If you did not do that then you might want to consider purchasing a new plant or two. Poinsettias come in a variety of colors. Each year there are new varieties that come onto the scene that add to the color options. While 90% of the poinsettias that are sold are red there are also pink, white, marble, burgundy, maroon, yellow and combinations of these plus many shades of red.
Just like selecting a Christmas tree, freshness is the key to picking a poinsettia that will last the entire holiday season and beyond.
As the poinsettia plant matures you will see a syrup-like sap coming from the green, button-like open flower parts in the center of the bract. You want to select less mature plants that have a tight, flower part without sap present.
The colorful part of the plant is the bracts, which are modified leaves. Make sure that the bracts are large and extend down over the green leaves to give you maximum color and cover the rim of the pot. There are also some interesting leaf shapes that can be ruffled, fluted, curled or traditional. You do not want a poinsettia that has drooping leaves.

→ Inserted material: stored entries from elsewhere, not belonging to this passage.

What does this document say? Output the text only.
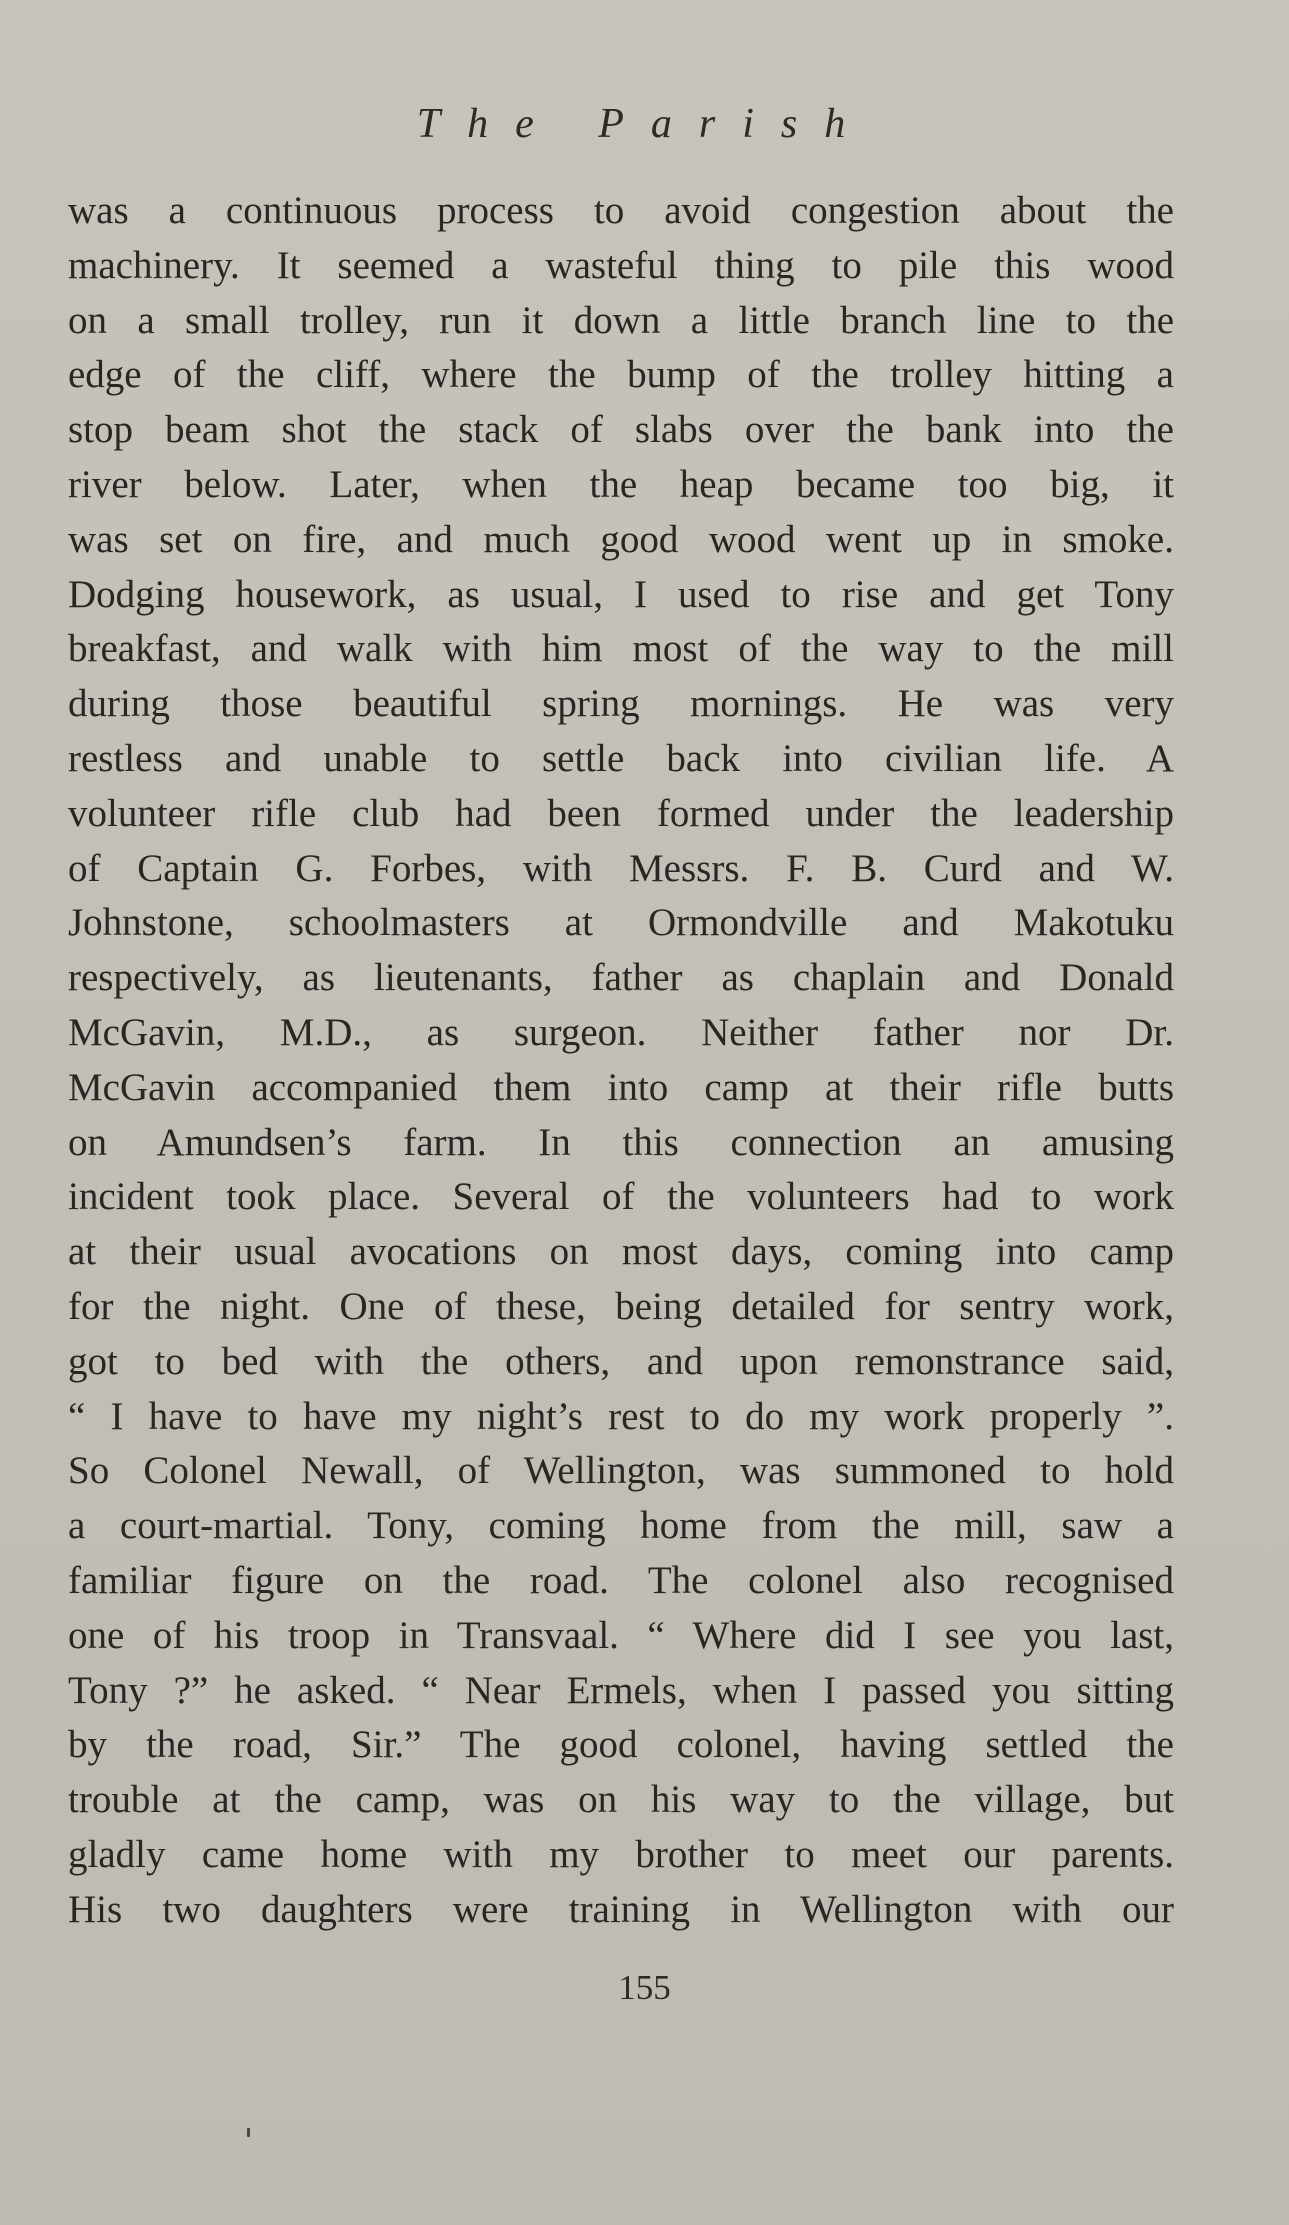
The Parish
was a continuous process to avoid congestion about the
machinery. It seemed a wasteful thing to pile this wood
on a small trolley, run it down a little branch line to the
edge of the cliff, where the bump of the trolley hitting a
stop beam shot the stack of slabs over the bank into the
river below. Later, when the heap became too big, it
was set on fire, and much good wood went up in smoke.
Dodging housework, as usual, I used to rise and get Tony
breakfast, and walk with him most of the way to the mill
during those beautiful spring mornings. He was very
restless and unable to settle back into civilian life. A
volunteer rifle club had been formed under the leadership
of Captain G. Forbes, with Messrs. F. B. Curd and W.
Johnstone, schoolmasters at Ormondville and Makotuku
respectively, as lieutenants, father as chaplain and Donald
McGavin, M.D., as surgeon. Neither father nor Dr.
McGavin accompanied them into camp at their rifle butts
on Amundsen’s farm. In this connection an amusing
incident took place. Several of the volunteers had to work
at their usual avocations on most days, coming into camp
for the night. One of these, being detailed for sentry work,
got to bed with the others, and upon remonstrance said,
“ I have to have my night’s rest to do my work properly ”.
So Colonel Newall, of Wellington, was summoned to hold
a court-martial. Tony, coming home from the mill, saw a
familiar figure on the road. The colonel also recognised
one of his troop in Transvaal. “ Where did I see you last,
Tony ?” he asked. “ Near Ermels, when I passed you sitting
by the road, Sir.” The good colonel, having settled the
trouble at the camp, was on his way to the village, but
gladly came home with my brother to meet our parents.
His two daughters were training in Wellington with our
155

Also select a plant that is proportional in size. Look for one that is approximately 2½ times taller than the diameter of the pot.
Care of poinsettias once you get them home is crucial for their longevity. Location is very important. You would like to locate the plant where it can get some sunlight. Avoid places that will allow for sudden temperature changes or drafts. Make sure a vent is not blowing directly on the plants.
Water is also critical. Only water when the soil is dry to the touch. Do not mist the foliage of the plant with water or pour water over the plant. Use your finger to feel the soil for moisture. When watering, you can use a saucer under the pot to catch excess water, but do not allow excess water to stand for more than 30 minutes. Poinsettias will do better drier than wetter, so do not over water.
You can usually get 4 to 6 weeks out of the poinsettias and I have had them to last, with color, into February with good care.